The other Billy was crying. “What about me?” The man even sounded like Bill.

Teeleh stepped over to the other Billy, then around, examining him. He traced the man’s flesh with his talon, stopped behind him, and marked him with three hooked claw marks at the base of his neck. Then he dug one claw deep into Billy’s spine and twisted it slowly. Billy trembled, weeping.

“You, my friend, will be my antichrist.”

Bill felt the man’s pain as if it were his own. Because it was. He wanted to cry out and demand that Teeleh show more kindness, but he knew there wasn’t a thread of tenderness in the beast.

“Do not fail me,” Teeleh hissed in the other Billy’s ear.

The redhead turned his head toward Bill. “Billy?”

“Bill. My name is Bill. I’m here.”

“I can’t see too well.” This even though he had bright-green eyes.

“It’s okay, neither can I. Our eyes are new. But I’m right here.”

Marsuuv pointed at the four lost books stacked on the altar. “Go, and do what you must do.” He slashed their fingers with a claw.

Marsuuv spoke to Bill. “Find Thomas in the place called Denver when he first crossed. Stop him. Kill him. Make him drink.”

“In Denver? Please—”

“Do what you must do,” Teeleh snarled. “Quickly!”

Both men stumbled forward, dripping blood. Together they put their hands on the exposed page.

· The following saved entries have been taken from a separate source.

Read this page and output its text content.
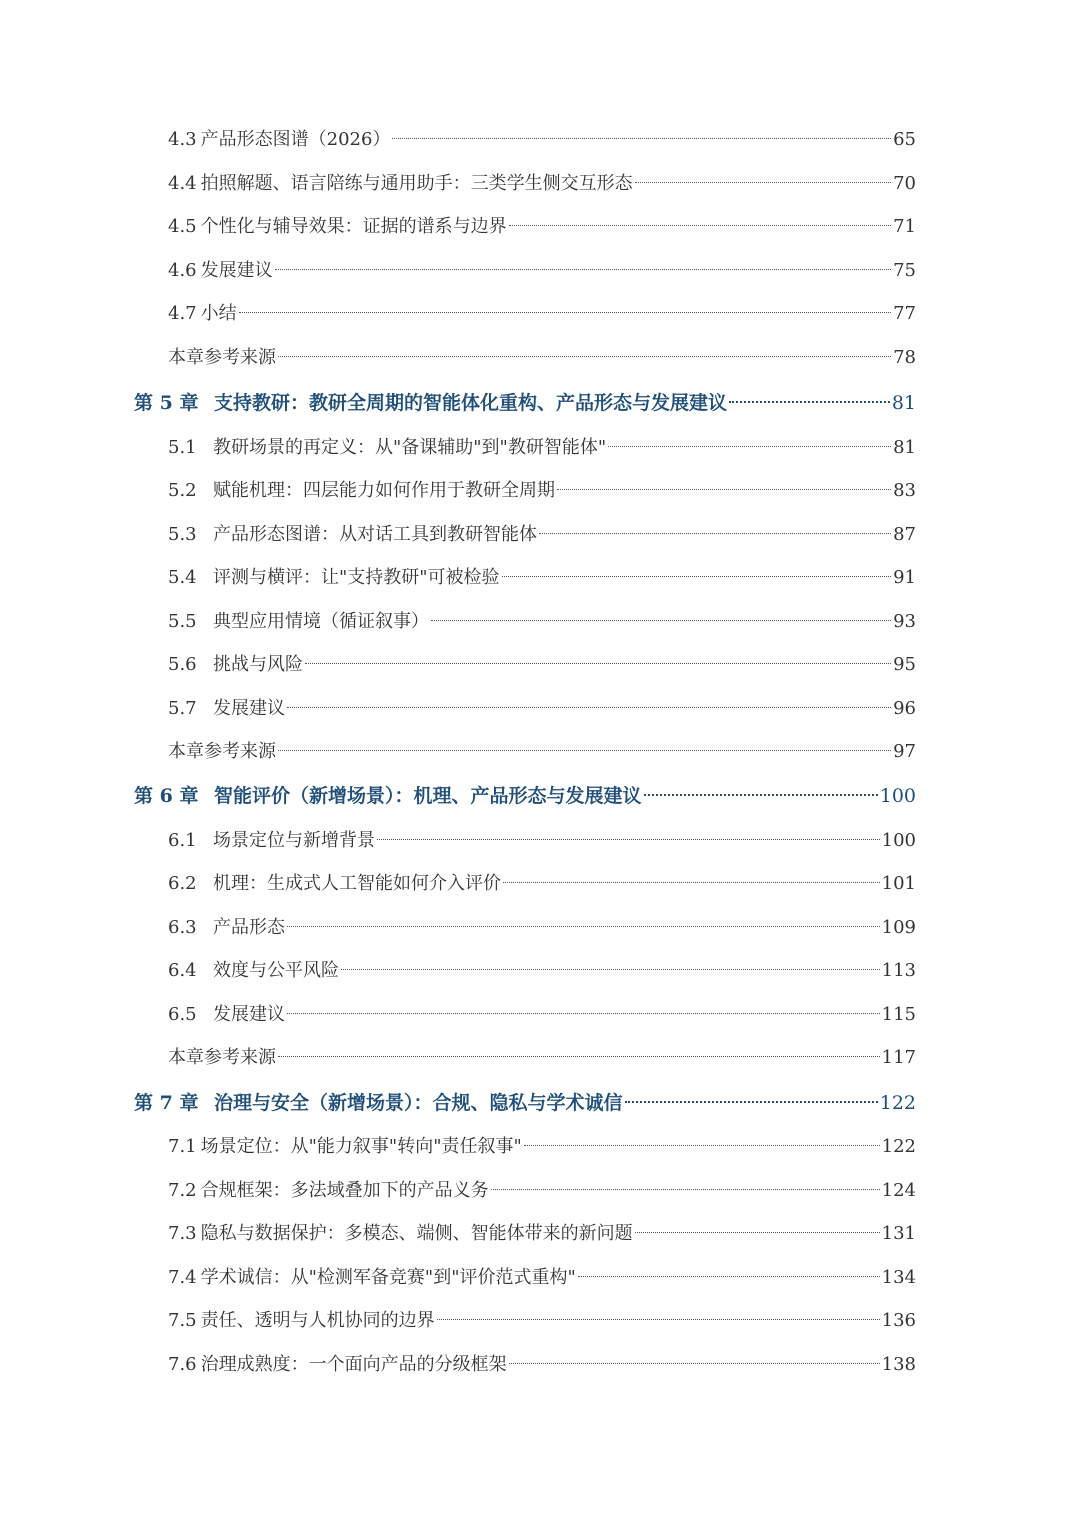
4.3 产品形态图谱（2026）	65
4.4 拍照解题、语言陪练与通用助手：三类学生侧交互形态	70
4.5 个性化与辅导效果：证据的谱系与边界	71
4.6 发展建议	75
4.7 小结	77
本章参考来源	78
第 5 章 支持教研：教研全周期的智能体化重构、产品形态与发展建议	81
5.1 教研场景的再定义：从"备课辅助"到"教研智能体"	81
5.2 赋能机理：四层能力如何作用于教研全周期	83
5.3 产品形态图谱：从对话工具到教研智能体	87
5.4 评测与横评：让"支持教研"可被检验	91
5.5 典型应用情境（循证叙事）	93
5.6 挑战与风险	95
5.7 发展建议	96
本章参考来源	97
第 6 章 智能评价（新增场景）：机理、产品形态与发展建议	100
6.1 场景定位与新增背景	100
6.2 机理：生成式人工智能如何介入评价	101
6.3 产品形态	109
6.4 效度与公平风险	113
6.5 发展建议	115
本章参考来源	117
第 7 章 治理与安全（新增场景）：合规、隐私与学术诚信	122
7.1 场景定位：从"能力叙事"转向"责任叙事"	122
7.2 合规框架：多法域叠加下的产品义务	124
7.3 隐私与数据保护：多模态、端侧、智能体带来的新问题	131
7.4 学术诚信：从"检测军备竞赛"到"评价范式重构"	134
7.5 责任、透明与人机协同的边界	136
7.6 治理成熟度：一个面向产品的分级框架	138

For the second time in less than five minutes, the lair vanished, and white lights flooded Bill’s mind. Billy, the one with green eyes, was returning to Bangkok to be Teeleh’s antichrist. As for him, with the black eyes, he was supposed to go after Thomas. In Denver, right? If he remembered history correctly, Thomas had originally come from Denver.

Even as he left one world and entered the other, Billy forgot what he had seen. But he did know a few things.

He knew that he was the lover of Marsuuv, who’d shown him great kindness and gifted him with black eyes.

He knew that he must either stop Thomas or hang from a cross, where he would be drained of blood until dead.

And he knew that he was now Bill. Just Bill.